Not too far away from the back door, Hans had built a bake oven for his wife. The low building was large enough to contain a sizable brick oven with a cast iron door built into the opening and room for a roaring fire. A large wooden paddle hung on a hook beside the oven. When the fire had died down, and the coals had been raked out of the oven, Kate placed pies and bread on this thick paddle, inserted it into the vast interior, or slid it beneath them when they were done baking and pulled them back out.
The bake oven was not in the kitchen because of the heat in the summertime. Kate was as proud of Hans’s craftsmanship of the oven as she was of the springhouse he had built.
With the addition built onto the house and the many acres Hans had cleared through the years, the little gray house and weathered barn were turning into a farm, a place where hard work and skilled traits were in evidence.
Kate lay in her bed enduring the pain, half listening to Lissie Hershberger and Hester. When Hester laughed out loud, Kate strained to see, catching a glimpse of their bent heads, Hester voicing her admiration of Hans.
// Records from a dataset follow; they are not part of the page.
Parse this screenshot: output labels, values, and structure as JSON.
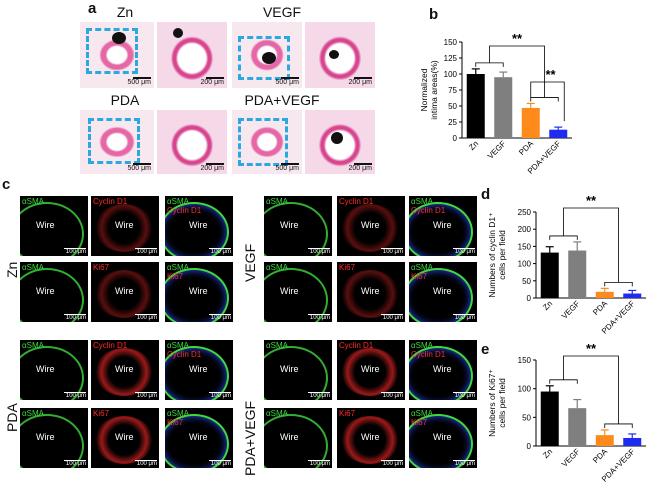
{
  "panel_labels": {
    "a": "a",
    "b": "b",
    "c": "c",
    "d": "d",
    "e": "e"
  },
  "panel_a": {
    "groups": [
      {
        "title": "Zn",
        "scale_left": "500 μm",
        "scale_right": "200 μm"
      },
      {
        "title": "VEGF",
        "scale_left": "500 μm",
        "scale_right": "200 μm"
      },
      {
        "title": "PDA",
        "scale_left": "500 μm",
        "scale_right": "200 μm"
      },
      {
        "title": "PDA+VEGF",
        "scale_left": "500 μm",
        "scale_right": "200 μm"
      }
    ],
    "colors": {
      "stain": "#e567a6",
      "dash": "#2aa9e0"
    }
  },
  "panel_c": {
    "groups": [
      {
        "name": "Zn",
        "rows": [
          {
            "cells": [
              {
                "label": "αSMA"
              },
              {
                "label": "Cyclin D1"
              },
              {
                "label": "αSMA",
                "label2": "Cyclin D1"
              }
            ]
          },
          {
            "cells": [
              {
                "label": "αSMA"
              },
              {
                "label": "Ki67"
              },
              {
                "label": "αSMA",
                "label2": "Ki67"
              }
            ]
          }
        ]
      },
      {
        "name": "VEGF",
        "rows": [
          {
            "cells": [
              {
                "label": "αSMA"
              },
              {
                "label": "Cyclin D1"
              },
              {
                "label": "αSMA",
                "label2": "Cyclin D1"
              }
            ]
          },
          {
            "cells": [
              {
                "label": "αSMA"
              },
              {
                "label": "Ki67"
              },
              {
                "label": "αSMA",
                "label2": "Ki67"
              }
            ]
          }
        ]
      },
      {
        "name": "PDA",
        "rows": [
          {
            "cells": [
              {
                "label": "αSMA"
              },
              {
                "label": "Cyclin D1"
              },
              {
                "label": "αSMA",
                "label2": "Cyclin D1"
              }
            ]
          },
          {
            "cells": [
              {
                "label": "αSMA"
              },
              {
                "label": "Ki67"
              },
              {
                "label": "αSMA",
                "label2": "Ki67"
              }
            ]
          }
        ]
      },
      {
        "name": "PDA+VEGF",
        "rows": [
          {
            "cells": [
              {
                "label": "αSMA"
              },
              {
                "label": "Cyclin D1"
              },
              {
                "label": "αSMA",
                "label2": "Cyclin D1"
              }
            ]
          },
          {
            "cells": [
              {
                "label": "αSMA"
              },
              {
                "label": "Ki67"
              },
              {
                "label": "αSMA",
                "label2": "Ki67"
              }
            ]
          }
        ]
      }
    ],
    "wire_label": "Wire",
    "scale": "100 μm",
    "colors": {
      "green": "#3fd93f",
      "red": "#ff2a2a",
      "blue": "#2b4cff"
    }
  },
  "chart_data": [
    {
      "id": "b",
      "type": "bar",
      "categories": [
        "Zn",
        "VEGF",
        "PDA",
        "PDA+VEGF"
      ],
      "values": [
        100,
        95,
        47,
        13
      ],
      "errors": [
        8,
        8,
        7,
        4
      ],
      "colors": [
        "#000000",
        "#7f7f7f",
        "#ff8a1c",
        "#1f2cf0"
      ],
      "ylabel": "Normalized\nintima areas(%)",
      "ylim": [
        0,
        150
      ],
      "yticks": [
        0,
        25,
        50,
        75,
        100,
        125,
        150
      ],
      "significance": [
        {
          "label": "**",
          "from": "Zn/VEGF",
          "to": "PDA/PDA+VEGF"
        },
        {
          "label": "**",
          "from": "PDA",
          "to": "PDA+VEGF"
        }
      ]
    },
    {
      "id": "d",
      "type": "bar",
      "categories": [
        "Zn",
        "VEGF",
        "PDA",
        "PDA+VEGF"
      ],
      "values": [
        132,
        138,
        18,
        13
      ],
      "errors": [
        17,
        25,
        10,
        9
      ],
      "colors": [
        "#000000",
        "#7f7f7f",
        "#ff8a1c",
        "#1f2cf0"
      ],
      "ylabel": "Numbers of cyclin D1⁺\ncells per field",
      "ylim": [
        0,
        250
      ],
      "yticks": [
        0,
        50,
        100,
        150,
        200,
        250
      ],
      "significance": [
        {
          "label": "**",
          "from": "Zn/VEGF",
          "to": "PDA/PDA+VEGF"
        }
      ]
    },
    {
      "id": "e",
      "type": "bar",
      "categories": [
        "Zn",
        "VEGF",
        "PDA",
        "PDA+VEGF"
      ],
      "values": [
        95,
        66,
        19,
        14
      ],
      "errors": [
        10,
        15,
        9,
        7
      ],
      "colors": [
        "#000000",
        "#7f7f7f",
        "#ff8a1c",
        "#1f2cf0"
      ],
      "ylabel": "Numbers of Ki67⁺\ncells per field",
      "ylim": [
        0,
        150
      ],
      "yticks": [
        0,
        50,
        100,
        150
      ],
      "significance": [
        {
          "label": "**",
          "from": "Zn/VEGF",
          "to": "PDA/PDA+VEGF"
        }
      ]
    }
  ]
}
Wearily, Kate closed her eyes and let her head roll back and sink mercifully into the softness of the feather pillow. That bothersome old agitation about Hans’s admiration of Hester was too wearying for words. Lissie didn’t need to be nosing into their life this way. It really was none of her concern. But here Kate was, unable to work, Lissie’s capable hands fa-sarking (caring for) all the raspberries, and she was having contentious, selfish thoughts. She was ashamed. She fell asleep with humility coasting through her dreams.